Karacsony dealt a blow to Hungary's ruling Fidesz party when he won Budapest's mayoral election in October
Applying for their own EU funding
"The populism we're dealing with in many countries is leading us to cooperate with each other. On the one hand, the pact is a symbol — which is not unimportant in politics — but it's also about concrete solutions, which we want to implement," Trzaskowski told DW.
Among other things, the four capitals want to make a joint application to Brussels for additional European Union funding, which they would like to receive directly, bypassing their central governments. "I've spoken to the EU Commission and leading politicians in Brussels about it. It is possible," Trzaskowski said.
Trzaskowski is strongly critical of the PiS' policies on municipal autonomy.

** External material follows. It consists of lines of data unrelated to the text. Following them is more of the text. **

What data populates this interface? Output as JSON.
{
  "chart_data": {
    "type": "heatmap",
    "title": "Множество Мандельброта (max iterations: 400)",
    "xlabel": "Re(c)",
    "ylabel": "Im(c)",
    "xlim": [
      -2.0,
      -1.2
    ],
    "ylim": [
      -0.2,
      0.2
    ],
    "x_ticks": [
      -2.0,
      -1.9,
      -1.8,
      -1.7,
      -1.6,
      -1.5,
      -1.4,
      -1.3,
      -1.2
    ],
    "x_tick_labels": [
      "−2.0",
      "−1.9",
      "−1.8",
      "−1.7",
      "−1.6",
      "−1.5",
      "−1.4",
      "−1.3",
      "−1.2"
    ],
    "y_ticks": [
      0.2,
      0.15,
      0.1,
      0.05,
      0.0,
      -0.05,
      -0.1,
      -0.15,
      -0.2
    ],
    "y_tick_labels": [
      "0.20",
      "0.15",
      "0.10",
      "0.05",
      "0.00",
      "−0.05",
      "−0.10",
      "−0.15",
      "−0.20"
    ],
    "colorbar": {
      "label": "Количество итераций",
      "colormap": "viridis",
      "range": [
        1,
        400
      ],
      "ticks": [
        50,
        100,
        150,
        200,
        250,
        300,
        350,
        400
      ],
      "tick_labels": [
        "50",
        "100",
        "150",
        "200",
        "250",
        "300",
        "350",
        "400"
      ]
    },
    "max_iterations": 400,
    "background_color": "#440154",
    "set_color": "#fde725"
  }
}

He complains that local governments are treated like the enemy. "This government dislikes everything that's at all independent," he said. "It started with the measures taken against the judiciary and the public sector. Now we're the target."
Trzaskowski cited specific disadvantages for his municipality: "We receive less and less funding from tax revenue, and we're being burdened with additional costs, for example the reform of the school system. On top of that, they're trying to restrict our ability to pursue our own policies."
The central governments in Poland, Hungary, the Czech Republic and Slovakia won't be happy that the Visegrad capitals plan to apply for their own EU funding. Trzaskowski said there's nothing wrong with an initiative like this — quite the contrary, in fact: "The best representation in the European Parliament is that of [the German state of] Bavaria. In the EU, local regions and cities fight for their own interests. It's always been that way, and it always will be," he said. "It's not a measure that's being taken against the state, it's a supplement."
The 'Little Visegrad' format
But the "Pact of the Free Capitals" isn't just a question of money. These local politicians in Warsaw, Budapest, Prague and Bratislava also want to exchange experiences, to set priorities on things such as environmental protection and Smart City technologies, as well as champion values including tolerance, the rule of law and freedom of expression.
These are areas in which Poland and Hungary in particular have repeatedly been criticized by the EU Commission in the past few years. "Article 7 procedures" have been initiated against the two countries, after Brussels accused their respective governments of disregarding principles of the rule of law and the fundamental values of the EU.
Last Friday, the mayors of the four Central European capitals met in Berlin at the celebrations for the 30th anniversary of the fall of the Wall, and discussed the initiative on the sidelines. It's being unofficially dubbed the "Pact of the Free Capitals," or "Little Visegrad" — a contrast with the "big" Visegrad Group, in which politicians like Viktor Orban and Jaroslaw Kaczynski set the tone.
Right now, the city pact is still just an idea, but a joint declaration is currently being prepared. "It's becoming increasingly concrete," said Trzaskowski.